A nice generalization of KL-divergence is the Bregman divergence corresponding to a convex function $G$, namely \[ D_G(q,p) := G(q) - LA(p,q) \] where $LA(p,q)$ is not a city but a linear approximation: \[ LA(p,q) = G(p) + \langle G'(p), q-p \rangle . \] The KL-divergence is a special case corresponding to the function $-H(p) = \sum_x p(x) \log p(x)$.

(There are two reasons I'm ordering the arguments as $D_G(q,p)$ rather than $D_G(p,q)$. First, it seems that $D_G(a,b)$ measures in a sense the difference between a "correct" $a$ and an "incorrect" approximation $b$. So it makes more sense to stand at the posterior belief $q$, look back at the prior, and ask how "wrong" it was or how far it "diverged". Second, it meshes with the story I'm about to tell.)

Recap

Recall from generalized entropies and the value of information that a decision problem consists of a utility function $u$ and a random variable $E$. The decisionmaker picks a decision $d$ and gets expected utility $\mathbb{E} u(d, e)$ where $e$ is an outcome of $E$. For instance, $E$ could be whether or not MFS Team wins the Cup this year, and the decision could be what bet to place on them.

The first thing we said was that there exists a convex function $G$ such that, for any distribution $p$ on $E$, the expected utility for acting optimally in the face of that distribution is $G(p)$. We can overload notation by writing $G(E)$ for this same quantity.

Then we supposed that the decisionmaker first observes a signal $A$ as a random variable that is correlated with $E$ (such as learning whether or not the star player is injured).

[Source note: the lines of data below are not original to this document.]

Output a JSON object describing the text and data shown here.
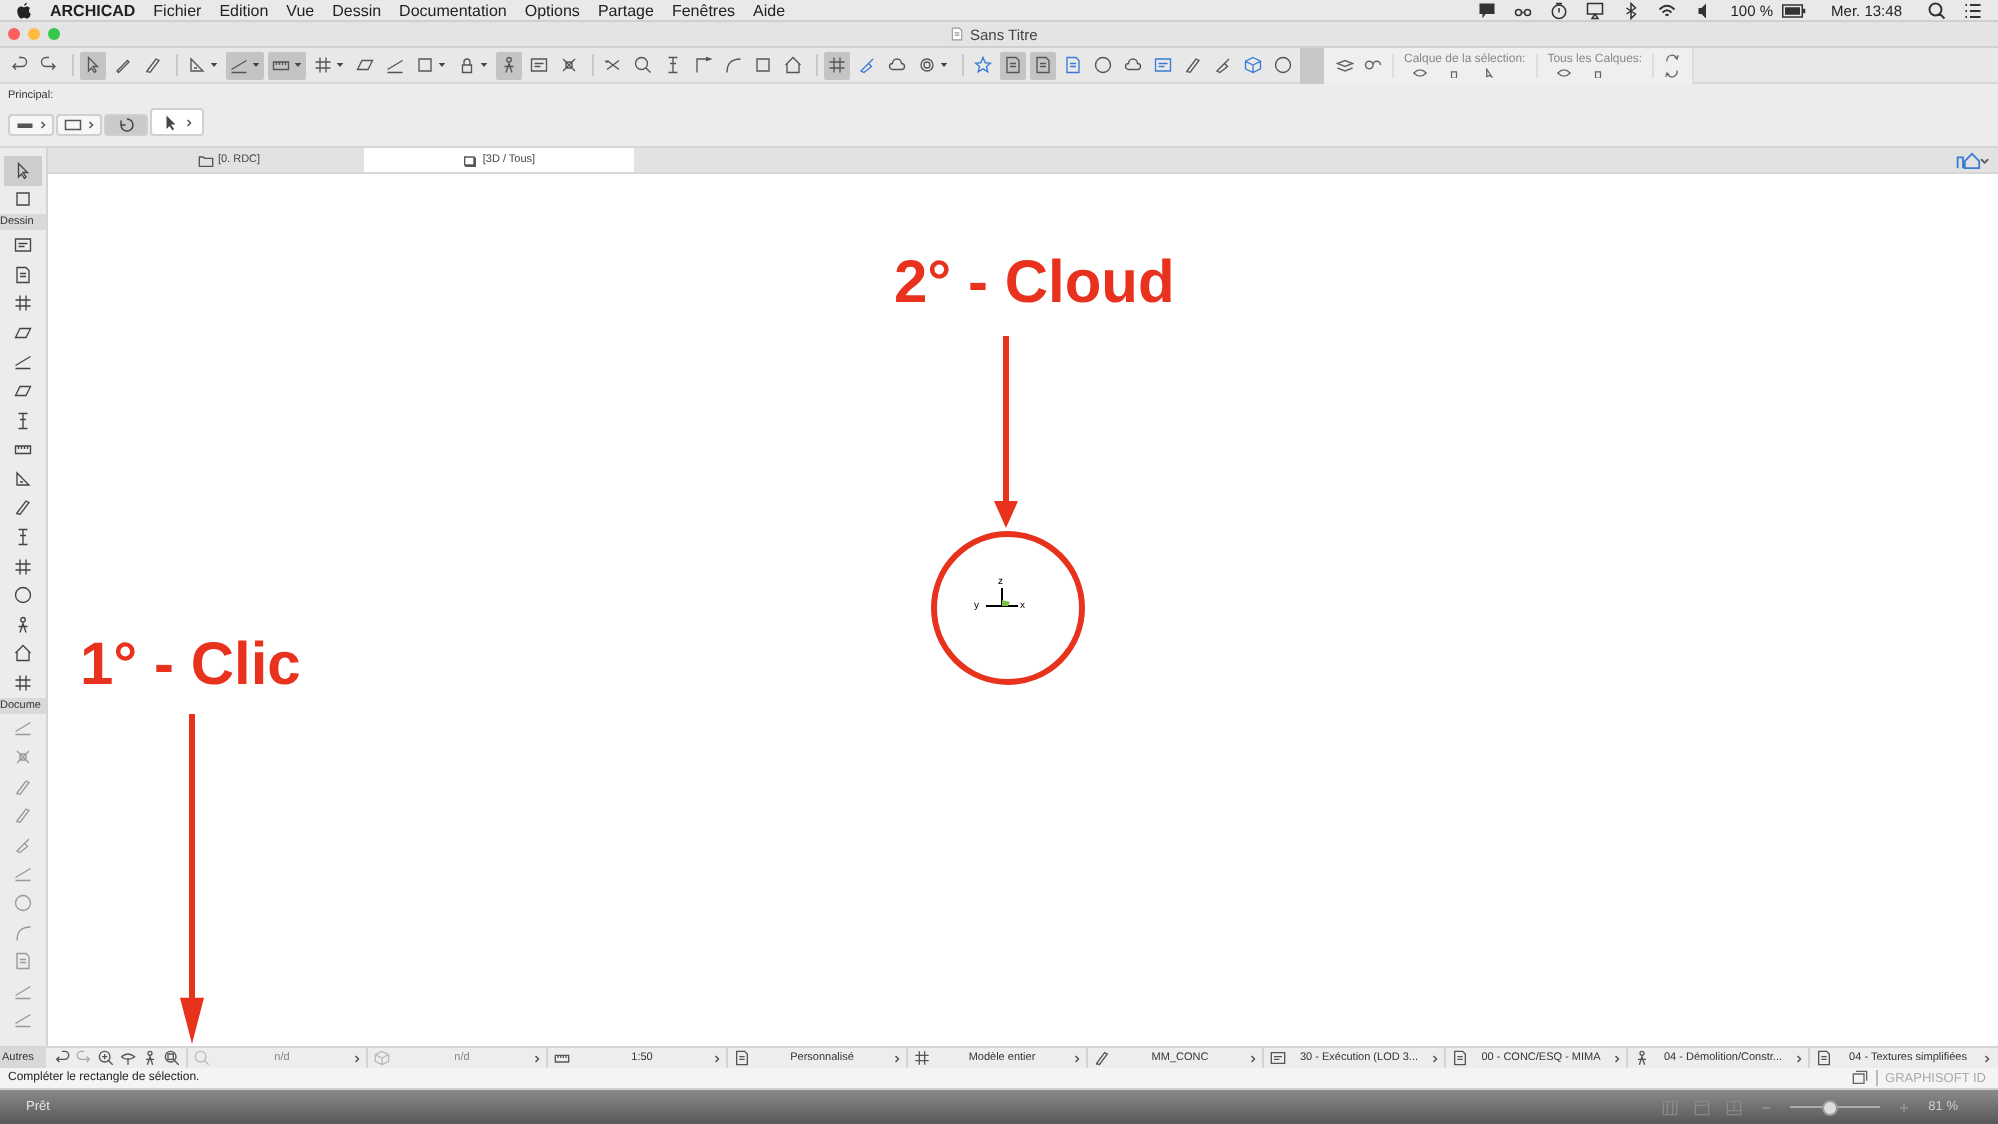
{
  "menu_bar": {
    "app": "ARCHICAD",
    "items": [
      "Fichier",
      "Edition",
      "Vue",
      "Dessin",
      "Documentation",
      "Options",
      "Partage",
      "Fenêtres",
      "Aide"
    ],
    "battery": "100 %",
    "clock": "Mer. 13:48"
  },
  "window": {
    "title": "Sans Titre"
  },
  "toolbar": {
    "buttons": [
      {
        "pressed": false,
        "has_menu": false
      },
      {
        "pressed": false,
        "has_menu": false
      },
      {
        "pressed": true,
        "has_menu": false
      },
      {
        "pressed": false,
        "has_menu": false
      },
      {
        "pressed": false,
        "has_menu": false
      },
      {
        "pressed": false,
        "has_menu": true
      },
      {
        "pressed": true,
        "has_menu": true
      },
      {
        "pressed": true,
        "has_menu": true
      },
      {
        "pressed": false,
        "has_menu": true
      },
      {
        "pressed": false,
        "has_menu": false
      },
      {
        "pressed": false,
        "has_menu": false
      },
      {
        "pressed": false,
        "has_menu": true
      },
      {
        "pressed": false,
        "has_menu": true
      },
      {
        "pressed": true,
        "has_menu": false
      },
      {
        "pressed": false,
        "has_menu": false
      },
      {
        "pressed": false,
        "has_menu": false
      },
      {
        "pressed": false,
        "has_menu": false
      },
      {
        "pressed": false,
        "has_menu": false
      },
      {
        "pressed": false,
        "has_menu": false
      },
      {
        "pressed": false,
        "has_menu": false
      },
      {
        "pressed": false,
        "has_menu": false
      },
      {
        "pressed": false,
        "has_menu": false
      },
      {
        "pressed": false,
        "has_menu": false
      },
      {
        "pressed": true,
        "has_menu": false
      },
      {
        "pressed": false,
        "has_menu": false
      },
      {
        "pressed": false,
        "has_menu": false
      },
      {
        "pressed": false,
        "has_menu": true
      },
      {
        "pressed": false,
        "has_menu": false
      },
      {
        "pressed": true,
        "has_menu": false
      },
      {
        "pressed": true,
        "has_menu": false
      },
      {
        "pressed": false,
        "has_menu": false
      },
      {
        "pressed": false,
        "has_menu": false
      },
      {
        "pressed": false,
        "has_menu": false
      },
      {
        "pressed": false,
        "has_menu": false
      },
      {
        "pressed": false,
        "has_menu": false
      },
      {
        "pressed": false,
        "has_menu": false
      },
      {
        "pressed": false,
        "has_menu": false
      },
      {
        "pressed": false,
        "has_menu": false
      }
    ],
    "layer_selection_label": "Calque de la sélection:",
    "all_layers_label": "Tous les Calques:"
  },
  "info_box": {
    "label": "Principal:"
  },
  "tabs": [
    {
      "label": "[0. RDC]",
      "selected": false
    },
    {
      "label": "[3D / Tous]",
      "selected": true
    }
  ],
  "toolbox": {
    "sections": [
      {
        "tools": [
          {
            "selected": true
          },
          {
            "selected": false
          }
        ]
      },
      {
        "title": "Dessin",
        "tools": [
          {
            "selected": false
          },
          {
            "selected": false
          },
          {
            "selected": false
          },
          {
            "selected": false
          },
          {
            "selected": false
          },
          {
            "selected": false
          },
          {
            "selected": false
          },
          {
            "selected": false
          },
          {
            "selected": false
          },
          {
            "selected": false
          },
          {
            "selected": false
          },
          {
            "selected": false
          },
          {
            "selected": false
          },
          {
            "selected": false
          },
          {
            "selected": false
          },
          {
            "selected": false
          }
        ]
      },
      {
        "title": "Docume",
        "tools": [
          {
            "selected": false
          },
          {
            "selected": false
          },
          {
            "selected": false
          },
          {
            "selected": false
          },
          {
            "selected": false
          },
          {
            "selected": false
          },
          {
            "selected": false
          },
          {
            "selected": false
          },
          {
            "selected": false
          },
          {
            "selected": false
          },
          {
            "selected": false
          }
        ]
      }
    ],
    "footer_title": "Autres"
  },
  "axes": {
    "z": "z",
    "y": "y",
    "x": "x"
  },
  "annotations": [
    {
      "kind": "arrow_down",
      "text": "2° - Cloud"
    },
    {
      "kind": "circle"
    },
    {
      "kind": "arrow_down",
      "text": "1° - Clic"
    }
  ],
  "status_bar": {
    "cells": [
      "n/d",
      "n/d",
      "1:50",
      "Personnalisé",
      "Modèle entier",
      "MM_CONC",
      "30 - Exécution (LOD 3...",
      "00 - CONC/ESQ - MIMA",
      "04 - Démolition/Constr...",
      "04 - Textures simplifiées"
    ],
    "message": "Compléter le rectangle de sélection.",
    "account": "GRAPHISOFT ID"
  },
  "footer": {
    "status": "Prêt",
    "zoom_slider": {
      "level": 0.45
    },
    "zoom": "81 %"
  }
}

We wrote $G(E|A)$ for the expected utility for deciding given access to $A$. So the marginal value of $A$ was measured by $G(E|A) - G(A)$, where $G(E|A) = \mathbb{E}_a G(p_a)$.

Meanwhile, we said that one can use a (generalized) entropy function $F$ to measure the information that $A$ conveys about $E$, which was $F(E) - F(E|A)$. Since I defined generalized entropy functions to simply be concave functions, we have a correspondence between entropies and decision problems via $F = -G$.

Measuring Value By Change

Ok, here's the point.

Fact. Consider any Bregman divergence $D_G$ for convex $G$. Let $p$ be the prior on $E$, $A$ a signal, and $p_a$ the posterior on $E$ given $A=a$.
Then the expected change in posterior belief \[ \mathbb{E}_{a} D_G(p_a, p) \] is equal to the marginal value $G(E|A) - G(E)$, also equal to the reduction in entropy $F(E) - F(E|A)$ for generalized entropy $F = -G$.

Proof. Exercice!

To me, this is interesting/important because it paints the same picture as the previous blog post -- amount of information revealed by a signal -- in a very different light. Hopefully it can lead to actually interesting and useful applications as well, but we'll have to see!